Oct 272011

More Than 1/3 of Your Life

More Than 1/3 of Your Life

When I was a kid, so my parents tell me, I used to watch a lot of TV. For some reason, all those episodes of Gilligan’s Island and Dallas still have a place in my brain, right next to lyrics from 70s and 80s songs and movies. I also tend to remember TV commercials, which are even more useless (not that JR Ewing or Ferris Beuller had all that many valuable life lessons to impart).  Anyway, I remember some commercial for some local mattress company which started out with the booming voiceover, “You spend 1/3 of your life in bed — why not enjoy that time and be as comfortable as you can be?”

Well, we humans frequently spend MORE than 1/3 of our lives at work. Why shouldn’t we have that same philosophy about that time as the mattress salesman from 1970s professed for sleep?  Another one in my series of posts about Return Path’s 13 core values is this one:

We realize that people work to live, not live to work

There are probably a few other of our core values that I could write about with this same setup, but this one is probably the mother of them all.  I even wrote about it several years ago here.  Work is for most people the thing that finances the rest of their life — their hopes and dreams, their families’ well-being, their daily lives, and ultimately, their retirement. I think many people wouldn’t work, at least in most for-profit jobs as we know them, if they didn’t have to. And that’s where this value comes from.

How does this value play out?

First, we are respectful of people’s time in the daily thick of things.  We know that society has changed and that work and personal time bleed into each other much more regularly now than they used to.  As I’ve written about before in this series of posts, we have an “open” vacation policy that allows employees to take as much time off a they can, as long as they get their jobs done well. One of the real benefits of this, besides allowing for more or longer vacations, is that employees can take slices of time off, or can work from home, as life demands things of them like dentist appointments and parent-teacher conferences, without having to count the hours or minutes.

Second, an important part of our management training is to make sure that managers get to know their people as people.  This doesn’t mean being buddies or pals, though that happens from time to time and is fine. Understanding everything that makes a person tick, from their hobbies, to their kids, to their pets or pet causes, really helps a manager more effectively manage an employee as well as develop them. And as Steven Covey says, it’s important to “sharpen the saw,” which a good manager can help an employee do ONLY if they are in tune to some extent at a personal or non-work level.
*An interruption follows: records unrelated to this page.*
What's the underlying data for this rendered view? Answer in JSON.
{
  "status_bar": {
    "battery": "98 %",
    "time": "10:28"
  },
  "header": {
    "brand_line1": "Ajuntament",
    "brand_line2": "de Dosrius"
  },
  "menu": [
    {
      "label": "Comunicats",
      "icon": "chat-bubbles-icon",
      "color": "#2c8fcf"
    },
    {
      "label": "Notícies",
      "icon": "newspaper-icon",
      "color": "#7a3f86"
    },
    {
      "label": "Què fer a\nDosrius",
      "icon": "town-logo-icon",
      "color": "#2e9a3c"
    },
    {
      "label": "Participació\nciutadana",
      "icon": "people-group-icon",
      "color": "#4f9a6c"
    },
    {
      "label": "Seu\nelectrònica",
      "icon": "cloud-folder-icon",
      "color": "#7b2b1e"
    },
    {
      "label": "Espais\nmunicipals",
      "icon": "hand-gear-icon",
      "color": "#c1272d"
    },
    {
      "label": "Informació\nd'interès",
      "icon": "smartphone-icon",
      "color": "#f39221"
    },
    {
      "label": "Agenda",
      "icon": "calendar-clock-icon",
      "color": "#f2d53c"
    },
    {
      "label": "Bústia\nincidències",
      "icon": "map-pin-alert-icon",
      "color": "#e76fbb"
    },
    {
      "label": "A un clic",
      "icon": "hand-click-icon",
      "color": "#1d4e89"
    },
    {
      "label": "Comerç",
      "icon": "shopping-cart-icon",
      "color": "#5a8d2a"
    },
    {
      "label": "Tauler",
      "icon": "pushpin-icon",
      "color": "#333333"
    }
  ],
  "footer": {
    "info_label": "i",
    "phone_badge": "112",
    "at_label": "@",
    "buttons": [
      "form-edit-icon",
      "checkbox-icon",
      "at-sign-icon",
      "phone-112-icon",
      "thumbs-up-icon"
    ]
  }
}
Finally, our sabbatical policy — beyond our fairly generous and flexible vacation policy — ensures that every handful of years, employees really can go off and enjoy life. We’ve had employees buy around-the-world plane tickets and show up at JFK with a backpack. We’ve had people take their families off for a month in an exotic tropical destination. We even had one employee spend a sabbatical in a coffee shop learning how to write code (names masked to protect the innocent).

The challenge with this value is that not everyone treats the flexibility and freedom with the same level of respect, and occasionally we do have to remind someone that flexibility and freedom don’t mean that work can be left undone or delayed.  We believe that by providing the flexibility, people will work even harder, and certainly more efficiently, to still go above and beyond in terms of high performance execution.

In my CEO fantasty world, I’d like to think that given the choice, most of our employees would still come to work at Return Path if they didn’t have to for financial reasons, but I’m not that naive. Hopefully by setting the tone that we understand people work to live and not vice versa, we are allowing people to enjoy life as much as possible, even in the 1/3+ of it that’s spent working.

  • http://themwh.com Deirdre Lord

    Right on! It means, fundamentally, that you trust that people will do the right thing, and that human beings are good. Nothing wrong with that, although it sometimes requires a bit more rigor in the evaluation of performance.

    • Matt Blumberg

      Exactly!

  • Adele

    I find it pretty sad that your extreme example was a guy who took a month off. The top companies offer their employees a minimum of that. In Europe, many employees of our company take 6 weeks off and it is not considered extreme. Too many U.S. companies have it all wrong.

    • Matt Blumberg

      I’m not sure you have the context right about our example – the periodic six week sabbatical is in addition to an open vacation policy.  That said, yes, there are many companies in the US who have it all wrong.  Companies that give people 1 or 2 weeks off and nothing more.